Nâna 20/06/2023
Primoroso
Honestamente, foi inexplicável.
Eu não poderia escolher momento pior para começar essa leitura. Eu não tinha tempo, minha mente estava cansada e eu estava com uma dificuldade enorme de atenção. Mas ainda assim, foi excepcional.
Eu nunca li algo tão rico.
A narrativa é esplêndida; forte sem ser apelativa; sensível em seu tratamento; completa, com início, meio e fim; com enredo; com personagens interessantes, bem desenvolvidos, interligados, porém com construções únicas. Inclusive, encontrei certa dificuldade em decorar cada personagem e seus papéis, não esperava que fossem tantos.
Bom, o livro retrata as disputas de terras para a plantação de cacau no nordeste brasileiro. É evidente a percepção ilusória que se tinha sobre esta realidade, como a maioria dos personagens vão em busca da riqueza com as plantações e acabam por morrer nas ?terras adubadas por sangue?. O lugar do sonho se torna o pesadelo.
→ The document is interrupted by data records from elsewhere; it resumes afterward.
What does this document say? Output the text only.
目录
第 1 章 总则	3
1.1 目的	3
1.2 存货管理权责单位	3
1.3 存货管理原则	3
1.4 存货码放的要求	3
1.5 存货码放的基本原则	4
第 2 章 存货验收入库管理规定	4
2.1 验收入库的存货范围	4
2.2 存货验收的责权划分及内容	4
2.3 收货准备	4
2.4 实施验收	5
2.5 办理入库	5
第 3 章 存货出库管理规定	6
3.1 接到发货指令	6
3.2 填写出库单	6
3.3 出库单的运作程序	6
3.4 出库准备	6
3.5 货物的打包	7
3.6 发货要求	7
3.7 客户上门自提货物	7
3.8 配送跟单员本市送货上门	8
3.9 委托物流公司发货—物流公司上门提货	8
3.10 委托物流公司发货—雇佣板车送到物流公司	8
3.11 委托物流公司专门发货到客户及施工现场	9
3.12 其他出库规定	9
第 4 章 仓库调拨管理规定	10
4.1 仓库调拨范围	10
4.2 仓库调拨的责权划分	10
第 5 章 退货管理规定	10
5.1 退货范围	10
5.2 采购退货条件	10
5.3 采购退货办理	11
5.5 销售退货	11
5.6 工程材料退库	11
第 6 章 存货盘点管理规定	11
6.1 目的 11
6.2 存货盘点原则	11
Ninguém é feliz ou livre, todos estão ?presos pelo visgo do cacau mole?. Embora as coisas caminhem mal, não haja saúde básica, a exploração no trabalho seja tamanha e os grandes poderosos resolvam seus desagrados com assassinatos, todos permanecem ali pela esperança. É tão curioso, O sonho se torna a desgraça o que os prende a ela é a esperança.
São inúmeras camadas que Jorge não escreveu como os livros atuais, com frases de Pinterest para hitar no tiktok. É duro e direto, e a sensibilização se constrói no leitor, não na leitura. O homem que removeu um osso de passarinho do estômago de outro introduzindo nele um anzol; o coronel que mata seu maior aliado, responsável por sua vitória em função de uma traição enorme, íntima; a mulher que cuida de seu marido à beira da morte, culpada por tê-la desejado em algum momento, contrai sua doença e morre; o amante que se sente conectado ao traído, quem ele mais desprezou, porque ambos sentem a mesma dor; o mais poderoso de todos, que é um fraco, um homem insignificante, infantil, um completo ignorante, mas ainda assim, é maior que tudo à sua volta; o advogado brilhante que se desfaz de uma carreira cheia de futuro no Rio para se ligar ao ambiente da solidão e da morte, guiado pela ganância; o homem que não teme ser processado por assassinato porque todos os que julgaram fazem parte de seu eleitorado; o assassino respeitoso, que comete as maiores das atrocidades, mas não mata mulher; aquele que se apoia em tudo para conseguir o que quer e não se importa em desprezar o que já quis. Enfim, é tão grandioso, mas tão simples, que provoca inquietação ao leitor.
É tão social, deixa tão explícitas as diferenças entre a época da escrita e hoje, especialmente quanto às questões relacionadas ao racismo e à salubridade, à saúde. Mas em outros pontos faz parecer que nada mudou, que estamos andando em círculos no que toca a busca doentia e incessante pelo poder.
Véi, eu não consigo parar. Eu simplesmente estou apaixonada e muito grata por ter conseguido ir até o fim. É espetacular, é rico, é uma escrita repleta de conteúdo e que não precisa se agarrar a futilidades, ao conteúdo sexual para ser grande. Ela simplesmente é. Inclusive, eu adorei os hots do Amadão, mega elegantes e intensos, sem ser explícitos, escancaram todas as emoções e sentimentos envolvidos, mas não constrangem.
E o final... Aquilo foi tocante, foi triste, foi tão real e processual, muito show.
Jorge Amado, você foi foda para cara*ho nesse trabalho. Obrigada por essa contribuição.
Quem leu esse testamento de resenha, leia o livro. É bem mais fácil e prazeroso :)
PS: No meu coração o Virgílio e a Ester estarão para sempre juntos e felizes. Casalzão.